Wer überfüllte Universitäten und hohe Studiengebühren satt hat, sollte nordwärts blicken: Die Universitäten Mecklenburg-Vorpommerns bieten gute Alternativen, schließlich gibt es dort mit den Universitäten Rostock und Greifswald zwei traditionsreiche Hochschulen, die Spitzenleistungen erbringen und einen entscheidenden Vorteil haben – Studenten zahlen keine Studiengebühren.
Direkt an der Ostseebucht, nicht weit entfernt von der durch die UNESCO geschützten Altstadt, befindet sich die kleine Universität Wismar. 1908 wurde die "Ingenieur-Akademie Wismar" von Robert Schmidt, dem ersten Direktor gegründet. 1992 wurde sie zu der Hochschule wie man sie heute kennt: eine moderne Campusuniversität.

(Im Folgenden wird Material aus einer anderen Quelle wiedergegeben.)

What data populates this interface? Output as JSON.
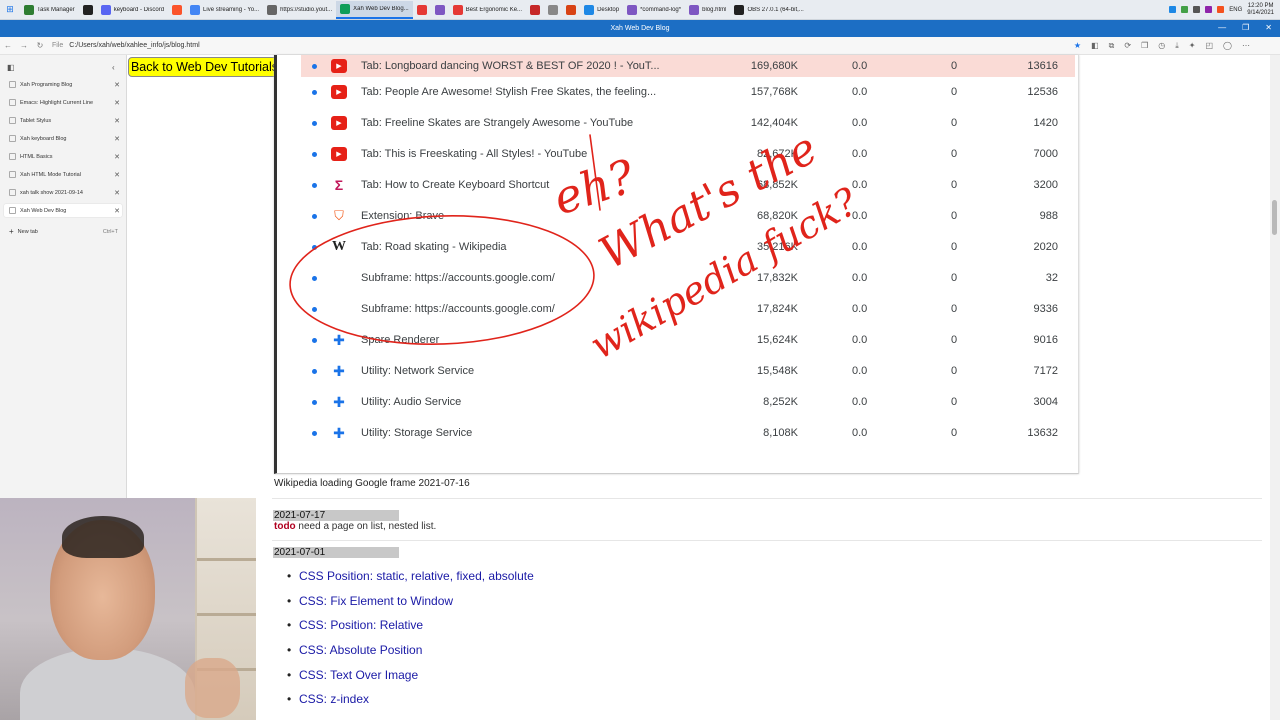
{
  "taskbar": {
    "apps": [
      {
        "label": "Task Manager",
        "color": "#2e7d32"
      },
      {
        "label": "",
        "color": "#222222"
      },
      {
        "label": "keyboard - Discord",
        "color": "#5865f2"
      },
      {
        "label": "",
        "color": "#fb542b"
      },
      {
        "label": "Live streaming - Yo...",
        "color": "#4285f4"
      },
      {
        "label": "https://studio.yout...",
        "color": "#666666"
      },
      {
        "label": "Xah Web Dev Blog...",
        "color": "#0f9d58"
      },
      {
        "label": "",
        "color": "#e53935"
      },
      {
        "label": "",
        "color": "#7e57c2"
      },
      {
        "label": "Best Ergonomic Ke...",
        "color": "#e53935"
      },
      {
        "label": "",
        "color": "#c62828"
      },
      {
        "label": "",
        "color": "#888888"
      },
      {
        "label": "",
        "color": "#d84315"
      },
      {
        "label": "Desktop",
        "color": "#1e88e5"
      },
      {
        "label": "*command-log*",
        "color": "#7e57c2"
      },
      {
        "label": "blog.html",
        "color": "#7e57c2"
      },
      {
        "label": "OBS 27.0.1 (64-bit,...",
        "color": "#212121"
      }
    ],
    "tray_lang": "ENG",
    "clock_time": "12:20 PM",
    "clock_date": "9/14/2021"
  },
  "browser": {
    "window_title": "Xah Web Dev Blog",
    "url_label": "File",
    "url": "C:/Users/xah/web/xahlee_info/js/blog.html"
  },
  "sidebar": {
    "tabs": [
      {
        "title": "Xah Programing Blog",
        "active": false
      },
      {
        "title": "Emacs: Highlight Current Line",
        "active": false
      },
      {
        "title": "Tablet Stylus",
        "active": false
      },
      {
        "title": "Xah keyboard Blog",
        "active": false
      },
      {
        "title": "HTML Basics",
        "active": false
      },
      {
        "title": "Xah HTML Mode Tutorial",
        "active": false
      },
      {
        "title": "xah talk show 2021-09-14",
        "active": false
      },
      {
        "title": "Xah Web Dev Blog",
        "active": true
      }
    ],
    "new_tab_label": "New tab",
    "new_tab_shortcut": "Ctrl+T"
  },
  "page": {
    "back_button": "Back to Web Dev Tutorials",
    "task_manager_rows": [
      {
        "icon": "youtube-icon",
        "name": "Tab: Longboard dancing WORST & BEST OF 2020 ! - YouT...",
        "memory": "169,680K",
        "cpu": "0.0",
        "network": "0",
        "pid": "13616",
        "highlight": true
      },
      {
        "icon": "youtube-icon",
        "name": "Tab: People Are Awesome! Stylish Free Skates, the feeling...",
        "memory": "157,768K",
        "cpu": "0.0",
        "network": "0",
        "pid": "12536",
        "highlight": false
      },
      {
        "icon": "youtube-icon",
        "name": "Tab: Freeline Skates are Strangely Awesome - YouTube",
        "memory": "142,404K",
        "cpu": "0.0",
        "network": "0",
        "pid": "1420",
        "highlight": false
      },
      {
        "icon": "youtube-icon",
        "name": "Tab: This is Freeskating - All Styles! - YouTube",
        "memory": "82,672K",
        "cpu": "0.0",
        "network": "0",
        "pid": "7000",
        "highlight": false
      },
      {
        "icon": "sigma-icon",
        "name": "Tab: How to Create Keyboard Shortcut",
        "memory": "68,852K",
        "cpu": "0.0",
        "network": "0",
        "pid": "3200",
        "highlight": false
      },
      {
        "icon": "brave-lion-icon",
        "name": "Extension: Brave",
        "memory": "68,820K",
        "cpu": "0.0",
        "network": "0",
        "pid": "988",
        "highlight": false
      },
      {
        "icon": "wikipedia-icon",
        "name": "Tab: Road skating - Wikipedia",
        "memory": "35,216K",
        "cpu": "0.0",
        "network": "0",
        "pid": "2020",
        "highlight": false
      },
      {
        "icon": "",
        "name": "Subframe: https://accounts.google.com/",
        "memory": "17,832K",
        "cpu": "0.0",
        "network": "0",
        "pid": "32",
        "highlight": false
      },
      {
        "icon": "",
        "name": "Subframe: https://accounts.google.com/",
        "memory": "17,824K",
        "cpu": "0.0",
        "network": "0",
        "pid": "9336",
        "highlight": false
      },
      {
        "icon": "puzzle-icon",
        "name": "Spare Renderer",
        "memory": "15,624K",
        "cpu": "0.0",
        "network": "0",
        "pid": "9016",
        "highlight": false
      },
      {
        "icon": "puzzle-icon",
        "name": "Utility: Network Service",
        "memory": "15,548K",
        "cpu": "0.0",
        "network": "0",
        "pid": "7172",
        "highlight": false
      },
      {
        "icon": "puzzle-icon",
        "name": "Utility: Audio Service",
        "memory": "8,252K",
        "cpu": "0.0",
        "network": "0",
        "pid": "3004",
        "highlight": false
      },
      {
        "icon": "puzzle-icon",
        "name": "Utility: Storage Service",
        "memory": "8,108K",
        "cpu": "0.0",
        "network": "0",
        "pid": "13632",
        "highlight": false
      }
    ],
    "caption": "Wikipedia loading Google frame 2021-07-16",
    "entry1": {
      "date": "2021-07-17",
      "todo_tag": "todo",
      "todo_text": " need a page on list, nested list."
    },
    "entry2": {
      "date": "2021-07-01",
      "links": [
        "CSS Position: static, relative, fixed, absolute",
        "CSS: Fix Element to Window",
        "CSS: Position: Relative",
        "CSS: Absolute Position",
        "CSS: Text Over Image",
        "CSS: z-index"
      ]
    }
  },
  "handwriting": {
    "ink_color": "#e0241b",
    "line1": "eh?",
    "line2": "What's the",
    "line3": "wikipedia fuck?"
  }
}
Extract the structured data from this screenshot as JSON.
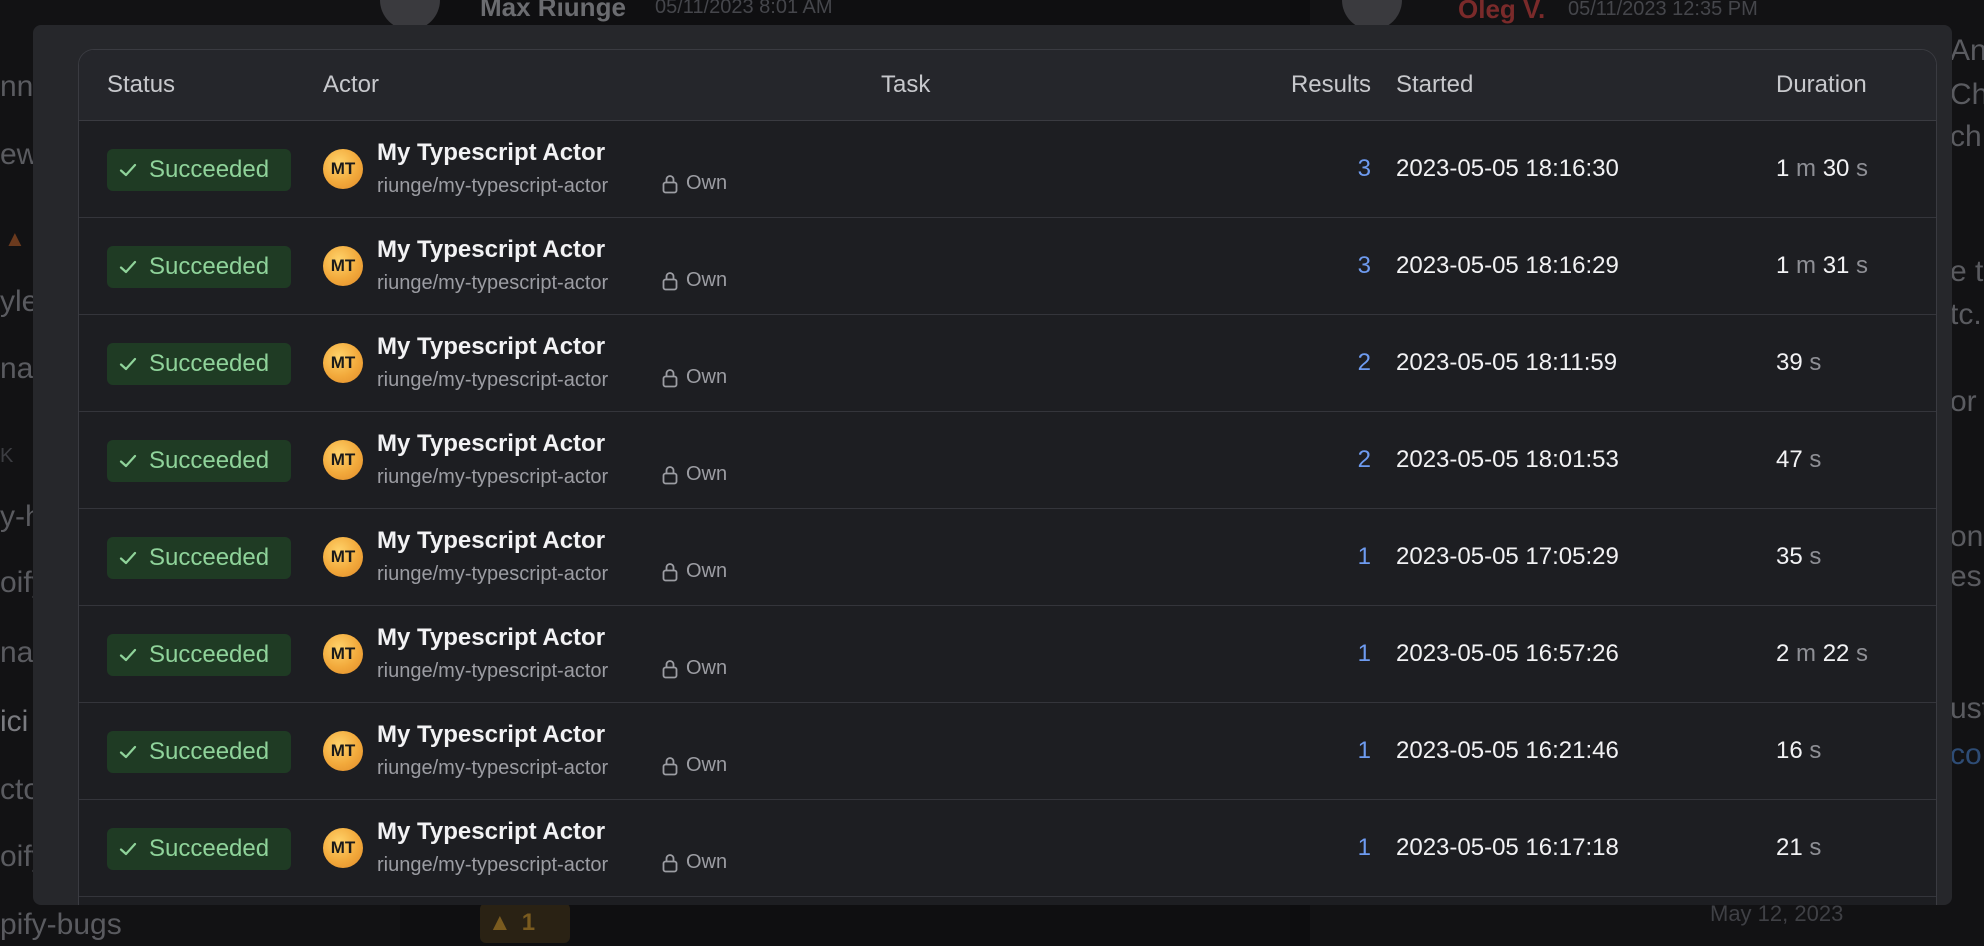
{
  "background": {
    "left_fragments": [
      "nn",
      "ew",
      "yle",
      "nat",
      "K",
      "y-h",
      "oify",
      "nat",
      "ici",
      "cto",
      "oify",
      "pify-bugs"
    ],
    "mid_author": "Max Riunge",
    "mid_time": "05/11/2023 8:01 AM",
    "right_author": "Oleg V.",
    "right_time": "05/11/2023 12:35 PM",
    "right_fragments": [
      "An",
      "Chr",
      "ch",
      "e t",
      "tc.",
      "or",
      "on",
      "es",
      "ust",
      "co"
    ],
    "reaction_count": "1",
    "date_divider": "May 12, 2023"
  },
  "table": {
    "headers": {
      "status": "Status",
      "actor": "Actor",
      "task": "Task",
      "results": "Results",
      "started": "Started",
      "duration": "Duration"
    },
    "rows": [
      {
        "status": "Succeeded",
        "avatar": "MT",
        "actor_name": "My Typescript Actor",
        "actor_slug": "riunge/my-typescript-actor",
        "ownership": "Own",
        "results": "3",
        "started": "2023-05-05 18:16:30",
        "duration": [
          {
            "n": "1",
            "u": "m"
          },
          {
            "n": "30",
            "u": "s"
          }
        ]
      },
      {
        "status": "Succeeded",
        "avatar": "MT",
        "actor_name": "My Typescript Actor",
        "actor_slug": "riunge/my-typescript-actor",
        "ownership": "Own",
        "results": "3",
        "started": "2023-05-05 18:16:29",
        "duration": [
          {
            "n": "1",
            "u": "m"
          },
          {
            "n": "31",
            "u": "s"
          }
        ]
      },
      {
        "status": "Succeeded",
        "avatar": "MT",
        "actor_name": "My Typescript Actor",
        "actor_slug": "riunge/my-typescript-actor",
        "ownership": "Own",
        "results": "2",
        "started": "2023-05-05 18:11:59",
        "duration": [
          {
            "n": "39",
            "u": "s"
          }
        ]
      },
      {
        "status": "Succeeded",
        "avatar": "MT",
        "actor_name": "My Typescript Actor",
        "actor_slug": "riunge/my-typescript-actor",
        "ownership": "Own",
        "results": "2",
        "started": "2023-05-05 18:01:53",
        "duration": [
          {
            "n": "47",
            "u": "s"
          }
        ]
      },
      {
        "status": "Succeeded",
        "avatar": "MT",
        "actor_name": "My Typescript Actor",
        "actor_slug": "riunge/my-typescript-actor",
        "ownership": "Own",
        "results": "1",
        "started": "2023-05-05 17:05:29",
        "duration": [
          {
            "n": "35",
            "u": "s"
          }
        ]
      },
      {
        "status": "Succeeded",
        "avatar": "MT",
        "actor_name": "My Typescript Actor",
        "actor_slug": "riunge/my-typescript-actor",
        "ownership": "Own",
        "results": "1",
        "started": "2023-05-05 16:57:26",
        "duration": [
          {
            "n": "2",
            "u": "m"
          },
          {
            "n": "22",
            "u": "s"
          }
        ]
      },
      {
        "status": "Succeeded",
        "avatar": "MT",
        "actor_name": "My Typescript Actor",
        "actor_slug": "riunge/my-typescript-actor",
        "ownership": "Own",
        "results": "1",
        "started": "2023-05-05 16:21:46",
        "duration": [
          {
            "n": "16",
            "u": "s"
          }
        ]
      },
      {
        "status": "Succeeded",
        "avatar": "MT",
        "actor_name": "My Typescript Actor",
        "actor_slug": "riunge/my-typescript-actor",
        "ownership": "Own",
        "results": "1",
        "started": "2023-05-05 16:17:18",
        "duration": [
          {
            "n": "21",
            "u": "s"
          }
        ]
      }
    ]
  },
  "colors": {
    "status_success_bg": "#1f3b24",
    "status_success_text": "#8fd39a",
    "results_link": "#6e9bf0",
    "avatar_gradient": "#f2a93b"
  }
}
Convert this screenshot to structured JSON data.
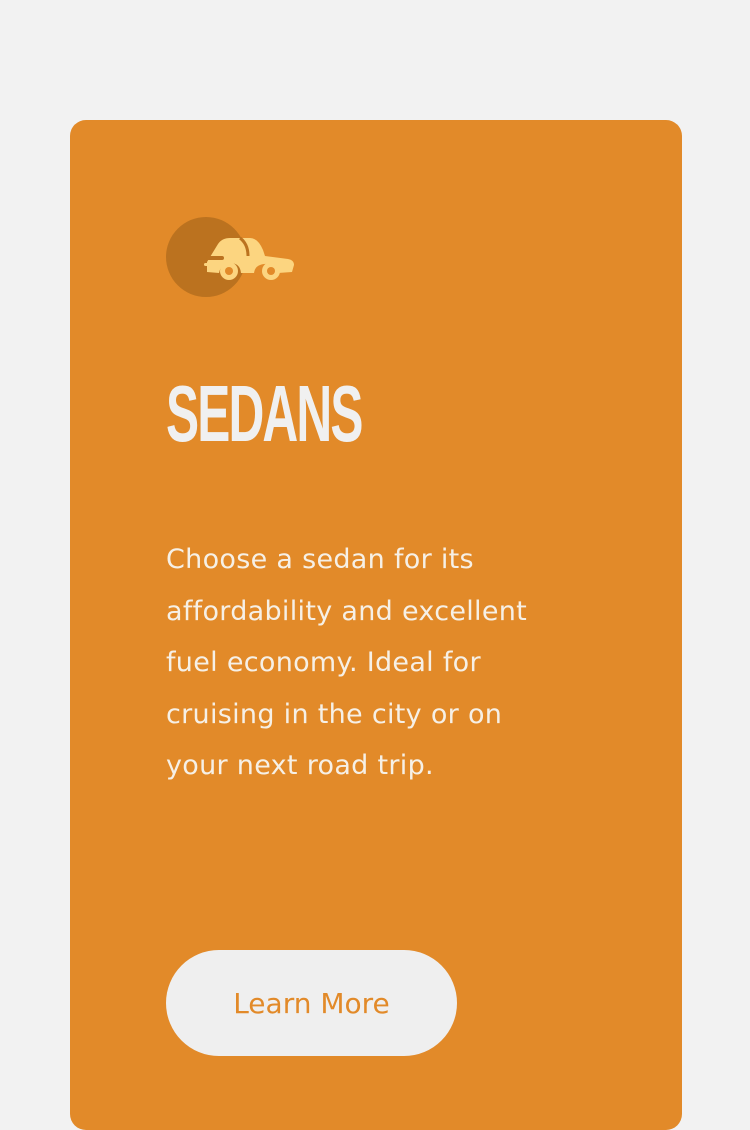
{
  "card": {
    "icon": "car-icon",
    "title": "SEDANS",
    "description": "Choose a sedan for its affordability and excellent fuel economy. Ideal for cruising in the city or on your next road trip.",
    "button_label": "Learn More"
  },
  "colors": {
    "page_background": "#f2f2f2",
    "card_background": "#e28a29",
    "icon_circle": "#bb721f",
    "icon_car": "#fcd580",
    "title_text": "#f0f0f0",
    "button_background": "#efefef",
    "button_text": "#e28a29"
  }
}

Kindergarten auf dem Campus
In Wismar studieren derzeit rund 6000 Studenten Technik, Wirtschaft oder Gestaltung. Auch künftige Kapitäne absolvieren hier ihre Ausbildung, sowie Studenten in den Studiengängen Design, Architektur, Maschinenbau und Nautik. Fast alle Hochschuleinrichtungen, Labore, die Bibliothek und der Kindergarten befinden sich am Campus.
Nur wenige Einrichtungen sind an anderen Standorten untergebracht: Auf der Insel Poel liegen einige Bio- und Chemielabore, in Warnemünde befindet sich das Maritime Simulationszentrum, das weltweit einzigartig ist.
Wesentlich älter ist die Universität Rostock: Sie gehört zu den drei ältesten Universitäten Deutschlands und wurde im Jahr 1419 gegründet. 15.000 Studenten studieren in einer der zehn Fakultäten; Fächer wie Informatik, Umweltwissenschaften, Jura, Maschinenbau, Schiffstechnik, Mathematik, Medizin und Philosophie sind hier vertreten. Für gutes Essen sorgt die Universitätsmensa, die zu den besten in ganz Deutschland zählt.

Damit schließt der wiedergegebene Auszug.